ただ神の意志に従うことをもって,自己の生き方の指針とした(4-12)。

そうしてイエスは,神のみを義とする信仰に立脚しつつ,

罪人と食卓を共にする生涯を選んだのである。
(5-27~32,7-36~50,11-37~54,14-1~6,19-1~10,22-7~34)

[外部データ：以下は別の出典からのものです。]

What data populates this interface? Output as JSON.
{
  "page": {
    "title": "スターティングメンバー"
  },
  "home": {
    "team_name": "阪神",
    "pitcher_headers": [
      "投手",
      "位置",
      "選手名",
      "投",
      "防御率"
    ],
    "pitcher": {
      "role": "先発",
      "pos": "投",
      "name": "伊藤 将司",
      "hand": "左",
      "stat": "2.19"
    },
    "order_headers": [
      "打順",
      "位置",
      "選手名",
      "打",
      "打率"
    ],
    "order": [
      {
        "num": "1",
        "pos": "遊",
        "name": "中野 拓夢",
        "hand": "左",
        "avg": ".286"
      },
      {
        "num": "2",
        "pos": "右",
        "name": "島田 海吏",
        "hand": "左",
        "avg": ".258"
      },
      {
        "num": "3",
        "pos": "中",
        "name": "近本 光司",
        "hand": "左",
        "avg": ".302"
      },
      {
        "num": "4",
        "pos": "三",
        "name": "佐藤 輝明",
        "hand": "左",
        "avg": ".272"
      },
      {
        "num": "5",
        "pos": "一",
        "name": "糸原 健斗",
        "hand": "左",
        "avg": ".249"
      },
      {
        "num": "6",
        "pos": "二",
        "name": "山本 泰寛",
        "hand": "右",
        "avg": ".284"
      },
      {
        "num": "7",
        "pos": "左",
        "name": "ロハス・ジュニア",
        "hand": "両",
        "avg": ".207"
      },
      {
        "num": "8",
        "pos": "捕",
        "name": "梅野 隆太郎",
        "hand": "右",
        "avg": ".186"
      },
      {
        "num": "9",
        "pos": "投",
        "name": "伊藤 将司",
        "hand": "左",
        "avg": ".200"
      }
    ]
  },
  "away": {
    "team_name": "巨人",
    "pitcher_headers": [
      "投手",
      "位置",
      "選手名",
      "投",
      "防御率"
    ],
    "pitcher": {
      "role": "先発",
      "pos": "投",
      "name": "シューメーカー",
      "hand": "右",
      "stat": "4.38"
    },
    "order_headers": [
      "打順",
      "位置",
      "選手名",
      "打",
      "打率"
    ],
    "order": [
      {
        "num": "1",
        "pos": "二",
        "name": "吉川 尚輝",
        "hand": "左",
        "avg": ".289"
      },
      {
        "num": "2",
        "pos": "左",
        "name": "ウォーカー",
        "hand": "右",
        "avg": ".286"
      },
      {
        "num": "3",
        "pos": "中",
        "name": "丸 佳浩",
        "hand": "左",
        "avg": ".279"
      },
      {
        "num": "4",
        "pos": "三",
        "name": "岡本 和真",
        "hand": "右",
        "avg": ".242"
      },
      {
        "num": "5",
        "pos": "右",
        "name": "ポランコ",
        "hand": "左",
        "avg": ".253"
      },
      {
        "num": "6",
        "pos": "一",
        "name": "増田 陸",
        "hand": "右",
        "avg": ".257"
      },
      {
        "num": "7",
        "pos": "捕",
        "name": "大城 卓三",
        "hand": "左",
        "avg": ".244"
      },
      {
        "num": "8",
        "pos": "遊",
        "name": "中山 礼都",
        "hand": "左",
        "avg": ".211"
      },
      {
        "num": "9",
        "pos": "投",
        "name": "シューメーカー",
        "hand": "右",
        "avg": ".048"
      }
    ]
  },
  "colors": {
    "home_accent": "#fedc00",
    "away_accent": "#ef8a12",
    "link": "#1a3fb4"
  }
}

この悪魔に支配されている世(4-6,10-18,22-31),

己を義とし,それ故常に虚栄心に支配され,

虚栄心の故に富を愛し,富を愛する故に貧しき者を蔑視する社会において,

貧しき者の側に立つということは,いつの時代も自己の破滅を意味する。
(9-23,12-50)

イエスのゲッセマネにおける苦しみは,

どんな時も従いたいし従ってきた「神の意志」と,

どんな時も拒みたいし拒み続けてきた「サタンの意志」が,

一致してしまうという苦しみである(22-42)。

神の御心に沿うように罪人たちを愛してきた結果として,

その罪人たちの総意によって,十字架につけられる。

そのことによって,神がサタンの意志を行うに任せたというところに,

ルカ伝におけるイエスの苦しみの本質がある。

そして,そういう神の思いを,ただ神の思いだというだけで,

受け入れ,願い,賛美したというところに,

正しき大罪人イエスの悔い改めの祈りの本質がある。
(「御心のままに行って下さい」)


イエスと罪人,イエスとサタン。

ルカはその著作の第二巻(使徒行伝)において,

その罪人の中にある一人としてのパウロを主人公としている。

悔い改める必要のない神の子(イエス)が悔い改めた時,

如何にして罪人(サウロ)の悔い改めが起こるのか,ということを,

福音書記者ルカは主張したいのではないか!?

まあ,使徒行伝の原典研究はこれからのことであるが,

私はルカ伝研究の結果として,そのように思う。